The proposals reflected the urgent tone of the most recent White House coronavirus task force report, issued November 15. In it, the task force said the spread of COVID in Tennessee over the past month has become “deeper and unyielding” and that the upcoming holiday season puts additional pressure on state leaders to act.

The regulations drew condemnation from Republicans who see public health measures as unacceptably damaging to business interests.

State Rep. Jason Zachary said the original proposal, which sought to limit seating to 25 percent of capacity and end dine-in at 9:00 p.m., would “[E]nd the restaurant industry, having a tremendous economic impact on our county and put hundreds of people out of work…This is the tyranny of good intentions.”

Zachary co-wrote the script for an internet video released in September that painted health boards as sinister forces. Sunday, he encouraged his Twitter followers to contact the governor’s office in support of an effort to strip Tennessee’s six county health boards of their regulatory authority.

Knox County Commissioner Kyle Ward said Saturday the proposed regulations were “a reckless decision” that would negatively affect businesses and families.

Both Zachary and Ward said officials should instead encourage people to follow the “five core actions” recommended for personal safety. That’s exactly what the Board of Health, the Knox County Health Department, and various elected and appointed officials have been doing for months.

Continuing the pattern, one resolution approved Monday night said in part, “there is need for increased diligence among all citizens to practice the five core actions with fidelity in order to protect the public health and welfare.” Another section encourages people to continue patronizing businesses while following safety guidelines. But during July’s COVID surge, Buchanan said simply asking alone wasn’t working.

“We might not need harsh regulations if we can get people do what’s on this list,” Dr. Patrick O’Brien said during Monday’s meeting. “It can make a huge difference in our community, much more so than us regulating specific areas.”

State-level polling has indicated personal concerns about safety, not public health regulations, are keeping some people away from restaurants this year. A third of respondents to the September "Tennessee Pulse" survey said they felt comfortable eating inside restaurants.
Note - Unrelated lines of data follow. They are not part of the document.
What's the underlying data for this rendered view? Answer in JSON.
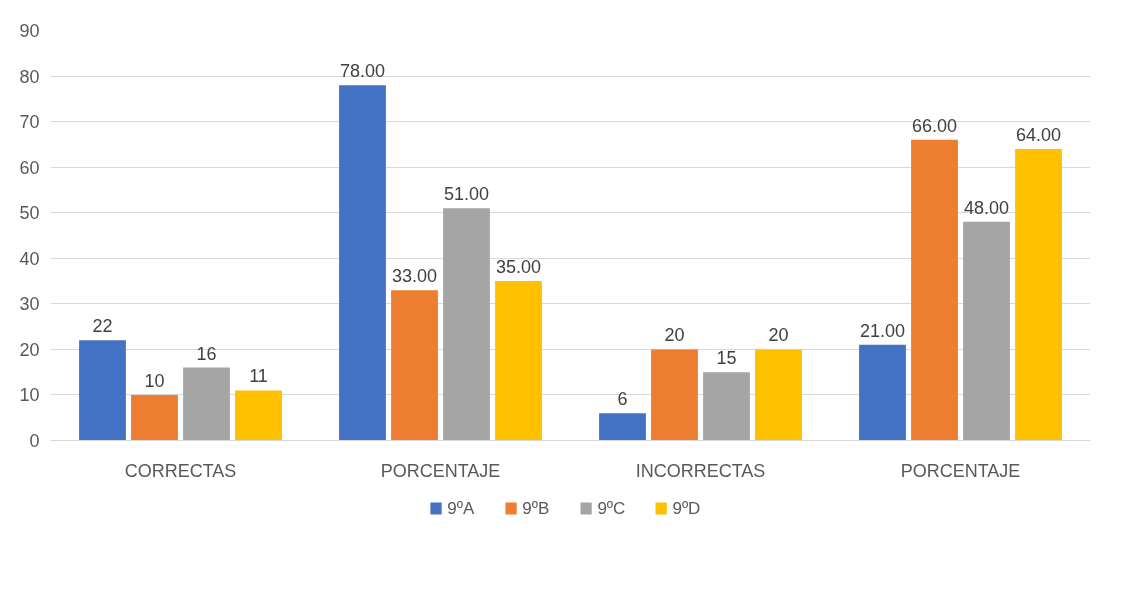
{
  "chart_data": {
    "type": "bar",
    "categories": [
      "CORRECTAS",
      "PORCENTAJE",
      "INCORRECTAS",
      "PORCENTAJE"
    ],
    "series": [
      {
        "name": "9ºA",
        "color": "#4472c4",
        "values": [
          22,
          78,
          6,
          21
        ],
        "value_labels": [
          "22",
          "78.00",
          "6",
          "21.00"
        ]
      },
      {
        "name": "9ºB",
        "color": "#ed7d31",
        "values": [
          10,
          33,
          20,
          66
        ],
        "value_labels": [
          "10",
          "33.00",
          "20",
          "66.00"
        ]
      },
      {
        "name": "9ºC",
        "color": "#a5a5a5",
        "values": [
          16,
          51,
          15,
          48
        ],
        "value_labels": [
          "16",
          "51.00",
          "15",
          "48.00"
        ]
      },
      {
        "name": "9ºD",
        "color": "#ffc000",
        "values": [
          11,
          35,
          20,
          64
        ],
        "value_labels": [
          "11",
          "35.00",
          "20",
          "64.00"
        ]
      }
    ],
    "ylim": [
      0,
      90
    ],
    "yticks": [
      0,
      10,
      20,
      30,
      40,
      50,
      60,
      70,
      80,
      90
    ],
    "grid": "y",
    "legend": "bottom"
  }
}
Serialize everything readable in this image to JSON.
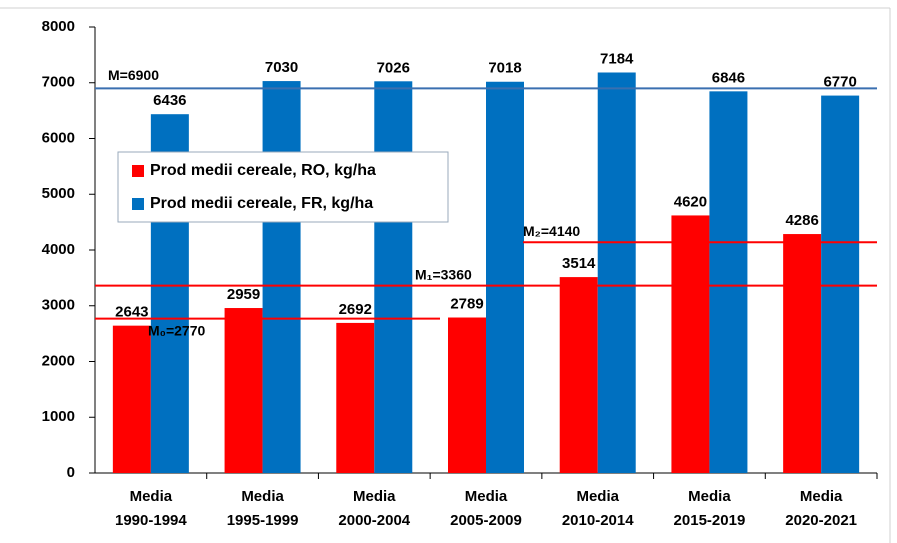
{
  "chart_data": {
    "type": "bar",
    "categories": [
      "Media 1990-1994",
      "Media 1995-1999",
      "Media 2000-2004",
      "Media 2005-2009",
      "Media 2010-2014",
      "Media 2015-2019",
      "Media 2020-2021"
    ],
    "series": [
      {
        "name": "Prod medii cereale, RO, kg/ha",
        "color": "#ff0000",
        "values": [
          2643,
          2959,
          2692,
          2789,
          3514,
          4620,
          4286
        ]
      },
      {
        "name": "Prod medii cereale, FR, kg/ha",
        "color": "#0070c0",
        "values": [
          6436,
          7030,
          7026,
          7018,
          7184,
          6846,
          6770
        ]
      }
    ],
    "reference_lines": [
      {
        "label": "M=6900",
        "value": 6900,
        "color": "#3a6fb0"
      },
      {
        "label": "M₁=3360",
        "value": 3360,
        "color": "#ff0000"
      },
      {
        "label": "M₀=2770",
        "value": 2770,
        "color": "#ff0000"
      },
      {
        "label": "M₂=4140",
        "value": 4140,
        "color": "#ff0000"
      }
    ],
    "ylim": [
      0,
      8000
    ],
    "yticks": [
      0,
      1000,
      2000,
      3000,
      4000,
      5000,
      6000,
      7000,
      8000
    ],
    "grid": false,
    "legend": "upper-left"
  }
}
But 48 percent of respondents said they won’t feel comfortable eating dine-in until case counts steadily decrease, treatments for COVID become more widely available, or an effective vaccine hits the market. The poll was conducted before the most recent case surge began.

“A significant number of individuals are simply not engaged with the economy,” the poll’s authors wrote in a summary of their findings. “A stable and consistent finding across all five waves of the Tennessee Pulse survey is that a significant number of individuals will not re-engage with society and the economy until a vaccine is developed and Covid-19 caseloads fall.”